In pursuit of balance
Alongside the new campaign, Fisher-Price has unveiled a new technology powering its Laugh & Learn toys that feature content that updates with a child’s age. The Smart Stage function is the result of long-term research into how children play. In comparisons of family life in 2003 and 2013, research found that while parents and children still enjoy role play as much as they did 10 years ago, they are now much-more reliant on content.
Ten years ago parents did not have smartphones or iPads, but, in an era where steaming content is ubiquitous, the expectations and demand for content amongst both parents and children has changed.
However, even in the midst of huge technological advancements the fundamentals of play remain consistent. According to Fisher Price’s Hill, the desire for physical play is still phenomenal. "Simple toys like stacking blocks are still essential but one of the challenges that parents have is finding the balance between new technology and physical play," she says.
Certainly the advent of new technology has brought with it an avalanche of new concerns among parents who are not only anxious that their children have too much screen time, but also that they will somehow fall behind if they don’t get enough exposure.
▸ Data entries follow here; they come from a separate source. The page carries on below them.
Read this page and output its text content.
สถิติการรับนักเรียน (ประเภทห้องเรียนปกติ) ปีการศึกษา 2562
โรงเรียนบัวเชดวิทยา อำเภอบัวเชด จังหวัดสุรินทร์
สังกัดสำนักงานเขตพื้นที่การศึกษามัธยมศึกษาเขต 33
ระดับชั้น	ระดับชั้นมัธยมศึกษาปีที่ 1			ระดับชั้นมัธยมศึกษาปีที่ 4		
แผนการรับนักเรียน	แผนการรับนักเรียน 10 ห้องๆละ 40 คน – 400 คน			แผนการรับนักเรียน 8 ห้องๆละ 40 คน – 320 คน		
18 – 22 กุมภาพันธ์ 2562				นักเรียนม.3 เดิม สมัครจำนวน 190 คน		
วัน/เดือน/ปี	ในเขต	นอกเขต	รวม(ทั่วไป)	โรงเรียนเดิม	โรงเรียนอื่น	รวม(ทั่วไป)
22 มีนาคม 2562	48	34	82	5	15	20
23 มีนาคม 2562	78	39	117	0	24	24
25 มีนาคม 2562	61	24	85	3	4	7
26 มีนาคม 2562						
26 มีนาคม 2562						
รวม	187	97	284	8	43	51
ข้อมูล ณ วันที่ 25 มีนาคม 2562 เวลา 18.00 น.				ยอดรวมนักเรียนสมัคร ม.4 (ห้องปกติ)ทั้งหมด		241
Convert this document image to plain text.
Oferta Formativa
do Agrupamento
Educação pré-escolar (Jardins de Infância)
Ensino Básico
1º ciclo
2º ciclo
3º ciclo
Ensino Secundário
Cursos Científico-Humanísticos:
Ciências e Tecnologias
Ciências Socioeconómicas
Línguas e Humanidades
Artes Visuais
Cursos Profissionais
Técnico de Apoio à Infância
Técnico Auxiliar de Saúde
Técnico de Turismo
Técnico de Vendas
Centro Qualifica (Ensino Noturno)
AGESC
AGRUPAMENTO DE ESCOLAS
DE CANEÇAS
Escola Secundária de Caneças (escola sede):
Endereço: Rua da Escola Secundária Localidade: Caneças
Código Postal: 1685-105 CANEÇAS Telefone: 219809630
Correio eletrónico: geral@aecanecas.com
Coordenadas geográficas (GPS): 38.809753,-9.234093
When more play took place outside children played with different age groups. You can’t do that on a social network.
"There is some evidence that some of the better software is beneficial to development, but it is always a matter of degree," says Dr Whitebread. "The big question is if a child is dedicating three hours a day to screen time what is it that they aren’t doing?"
He adds: "Human beings have evolved to pick up social cues in real life, they only learn from playing with kids in real life. When more play took place outside children played with different age groups. You can’t do that on a social network."
The world children are growing into is changing irrevocably, but the fundamentals of play and the sheer uncomplicated joy of discovery is remarkably consistent. A fact Fisher-Price believes should reassure anxious Millennial parents.